Updated: Dec 12, 2022

Several years ago, I worked at a toxic company. My boss, himself not a toxic guy, frequently said, "It is what it is." 

I strongly dislike the underlying implication. When my boss said "it is what it is," he seemed to be saying, "I acknowledge it's not the ideal situation, but there's nothing we can do about. We'll just have to suffer through it. Now put your head down and be quiet about it." 

That attitude is at best uninspiring, at worst psychologically damaging, and just lazy all the way around. 

Are there forces and situations that are truly out of your control? Yes. And in this cases, the statement "it is what it is" and its implicit corollary "there's nothing we can do; let's suffer through it" is actually oddly empowering because it puts the focus on your ability to bear with difficulty. 

But most of the times my boss said this, my impression was that wasn't the case. He would say it not to buoy up his team but to dismiss a bad or poorly-communicated decision by top leadership. 

That method of managing the emotions of the people under you just really chars my cheese. I'm all about taking non-ideal marching orders when needed. But to resign yourself to them (and to tell others to do the same) without firm attempts to improve, or at least more clearly understand, them is a form of emotional death. 

The right response, I believe, is to pitch a better decision to leadership. Then if they stick with the original direction, and you can see that the decision is not up for further debate, you can say, "I did my best. Now it's time to do the best I can within this situation." 

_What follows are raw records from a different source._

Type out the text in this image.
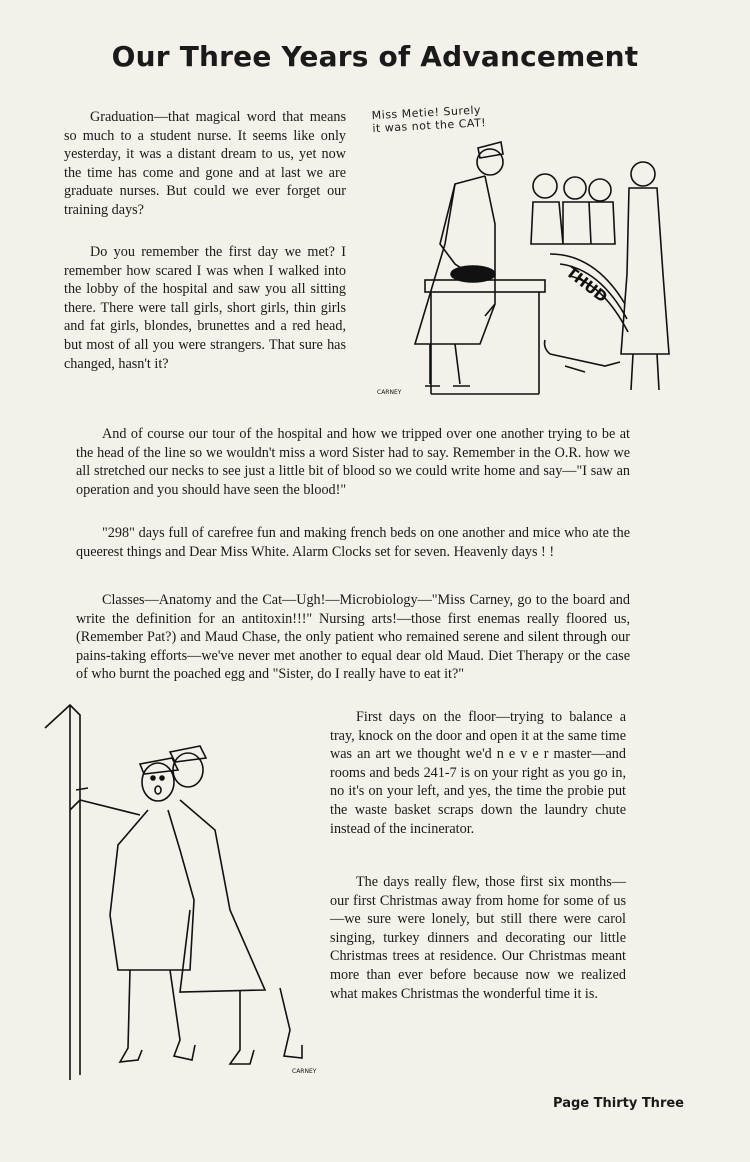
Our Three Years of Advancement

Graduation—that magical word that means so much to a student nurse. It seems like only yesterday, it was a distant dream to us, yet now the time has come and gone and at last we are graduate nurses. But could we ever forget our training days?

Do you remember the first day we met? I remember how scared I was when I walked into the lobby of the hospital and saw you all sitting there. There were tall girls, short girls, thin girls and fat girls, blondes, brunettes and a red head, but most of all you were strangers. That sure has changed, hasn't it?

Miss Metie! Surely it was not the CAT!
THUD
CARNEY

And of course our tour of the hospital and how we tripped over one another trying to be at the head of the line so we wouldn't miss a word Sister had to say. Remember in the O.R. how we all stretched our necks to see just a little bit of blood so we could write home and say—"I saw an operation and you should have seen the blood!"

"298" days full of carefree fun and making french beds on one another and mice who ate the queerest things and Dear Miss White. Alarm Clocks set for seven. Heavenly days ! !

Classes—Anatomy and the Cat—Ugh!—Microbiology—"Miss Carney, go to the board and write the definition for an antitoxin!!!" Nursing arts!—those first enemas really floored us, (Remember Pat?) and Maud Chase, the only patient who remained serene and silent through our pains-taking efforts—we've never met another to equal dear old Maud. Diet Therapy or the case of who burnt the poached egg and "Sister, do I really have to eat it?"

CARNEY

First days on the floor—trying to balance a tray, knock on the door and open it at the same time was an art we thought we'd n e v e r master—and rooms and beds 241-7 is on your right as you go in, no it's on your left, and yes, the time the probie put the waste basket scraps down the laundry chute instead of the incinerator.

The days really flew, those first six months—our first Christmas away from home for some of us—we sure were lonely, but still there were carol singing, turkey dinners and decorating our little Christmas trees at residence. Our Christmas meant more than ever before because now we realized what makes Christmas the wonderful time it is.

Page Thirty Three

This may seem identical to "it is what it is." It may seem like "just semantics." It is just semantics, but semantics matters in self-talk and manager talk. The phrases we say and think become the scaffolding for our thoughts, our thoughts shape our worldview, our worldview limits or liberates our actions, and our actions change our and others' reality. It is in everyone's best interest to refrain from (and ultimately retire) statements that influence us to assume that we can't do anything about things we actually can do something about. It trains our minds to see ourselves as ineffectual, with no power to make positive changes in the world. It trains us to become passive, reactive objects instead of the active subjects we inherently are. 

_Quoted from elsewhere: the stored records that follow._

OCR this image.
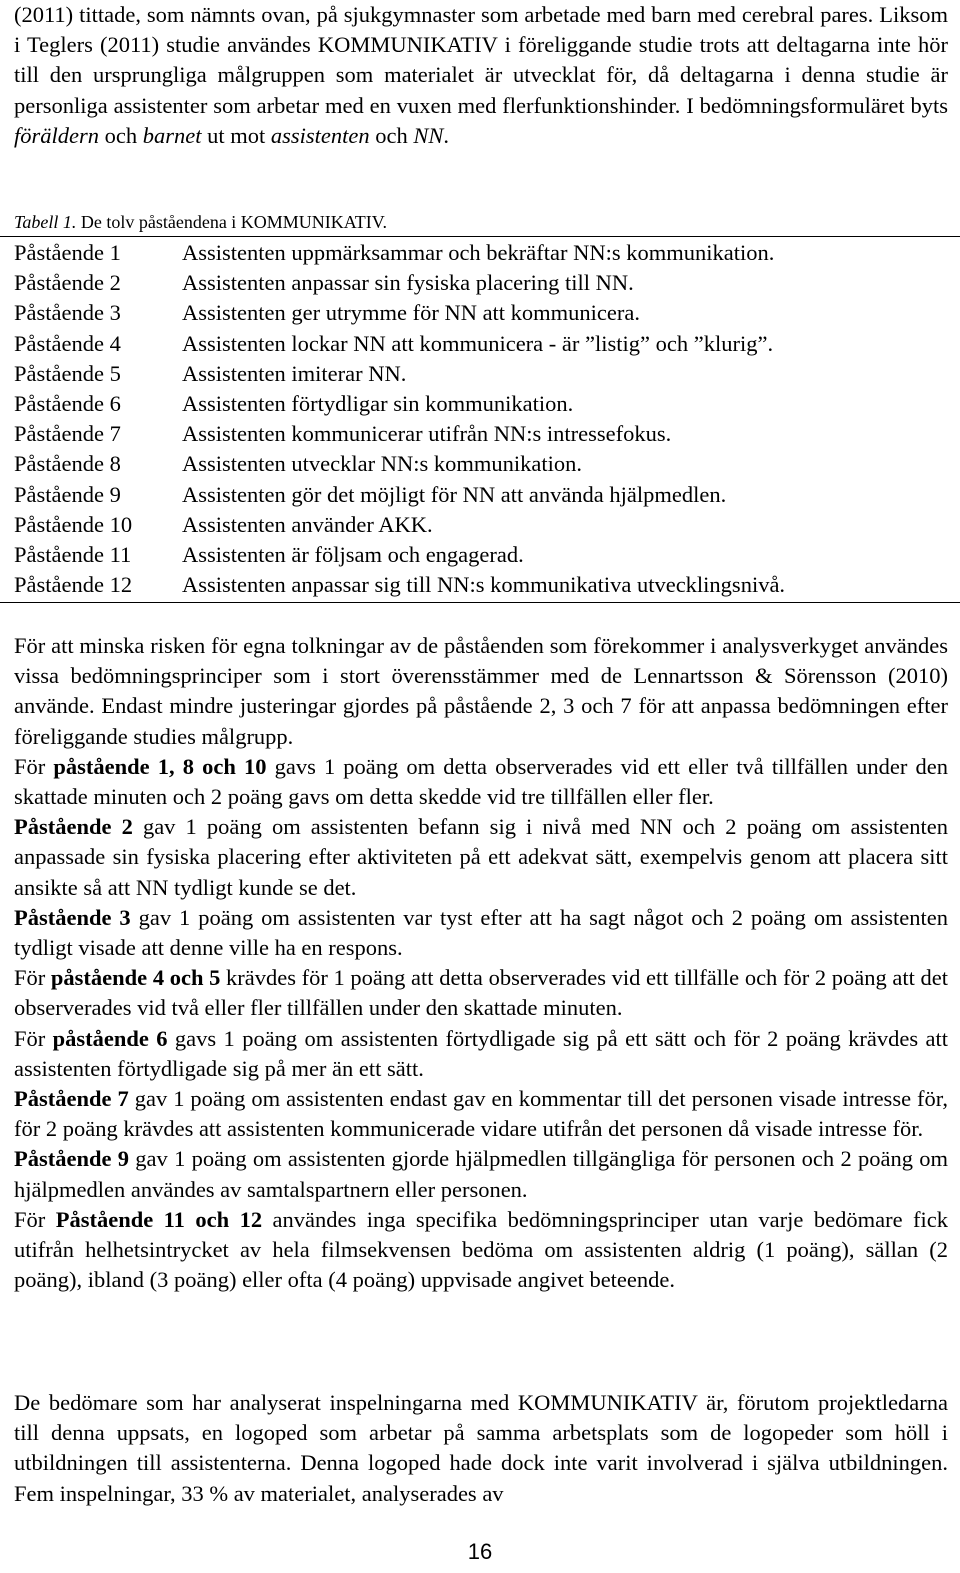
(2011) tittade, som nämnts ovan, på sjukgymnaster som arbetade med barn med cerebral pares. Liksom i Teglers (2011) studie användes KOMMUNIKATIV i föreliggande studie trots att deltagarna inte hör till den ursprungliga målgruppen som materialet är utvecklat för, då deltagarna i denna studie är personliga assistenter som arbetar med en vuxen med flerfunktionshinder. I bedömningsformuläret byts föräldern och barnet ut mot assistenten och NN.

Tabell 1. De tolv påståendena i KOMMUNIKATIV.
Påstående 1	Assistenten uppmärksammar och bekräftar NN:s kommunikation.
Påstående 2	Assistenten anpassar sin fysiska placering till NN.
Påstående 3	Assistenten ger utrymme för NN att kommunicera.
Påstående 4	Assistenten lockar NN att kommunicera - är ”listig” och ”klurig”.
Påstående 5	Assistenten imiterar NN.
Påstående 6	Assistenten förtydligar sin kommunikation.
Påstående 7	Assistenten kommunicerar utifrån NN:s intressefokus.
Påstående 8	Assistenten utvecklar NN:s kommunikation.
Påstående 9	Assistenten gör det möjligt för NN att använda hjälpmedlen.
Påstående 10	Assistenten använder AKK.
Påstående 11	Assistenten är följsam och engagerad.
Påstående 12	Assistenten anpassar sig till NN:s kommunikativa utvecklingsnivå.

För att minska risken för egna tolkningar av de påståenden som förekommer i analysverkyget användes vissa bedömningsprinciper som i stort överensstämmer med de Lennartsson & Sörensson (2010) använde. Endast mindre justeringar gjordes på påstående 2, 3 och 7 för att anpassa bedömningen efter föreliggande studies målgrupp.

För påstående 1, 8 och 10 gavs 1 poäng om detta observerades vid ett eller två tillfällen under den skattade minuten och 2 poäng gavs om detta skedde vid tre tillfällen eller fler.

Påstående 2 gav 1 poäng om assistenten befann sig i nivå med NN och 2 poäng om assistenten anpassade sin fysiska placering efter aktiviteten på ett adekvat sätt, exempelvis genom att placera sitt ansikte så att NN tydligt kunde se det.

Påstående 3 gav 1 poäng om assistenten var tyst efter att ha sagt något och 2 poäng om assistenten tydligt visade att denne ville ha en respons.

För påstående 4 och 5 krävdes för 1 poäng att detta observerades vid ett tillfälle och för 2 poäng att det observerades vid två eller fler tillfällen under den skattade minuten.

För påstående 6 gavs 1 poäng om assistenten förtydligade sig på ett sätt och för 2 poäng krävdes att assistenten förtydligade sig på mer än ett sätt.

Påstående 7 gav 1 poäng om assistenten endast gav en kommentar till det personen visade intresse för, för 2 poäng krävdes att assistenten kommunicerade vidare utifrån det personen då visade intresse för.

Påstående 9 gav 1 poäng om assistenten gjorde hjälpmedlen tillgängliga för personen och 2 poäng om hjälpmedlen användes av samtalspartnern eller personen.

För Påstående 11 och 12 användes inga specifika bedömningsprinciper utan varje bedömare fick utifrån helhetsintrycket av hela filmsekvensen bedöma om assistenten aldrig (1 poäng), sällan (2 poäng), ibland (3 poäng) eller ofta (4 poäng) uppvisade angivet beteende.

De bedömare som har analyserat inspelningarna med KOMMUNIKATIV är, förutom projektledarna till denna uppsats, en logoped som arbetar på samma arbetsplats som de logopeder som höll i utbildningen till assistenterna. Denna logoped hade dock inte varit involverad i själva utbildningen. Fem inspelningar, 33 % av materialet, analyserades av

16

The difference here is whether there really is nothing—literally nothing—you can do to improve the situation. Most of the time, there is something. But even if there is truly nothing to be done, you can't truly know that until you have tried every conceivable possibility over and over and all of them have failed. "It is what it is" is, or should be, a last ditch attitude. A stoic tool for when a situation really is that grim. 

Of course, I could be wrong on this (the more I learn about stoicism, the more intriguing and resonant it appears), but this is my view at the moment.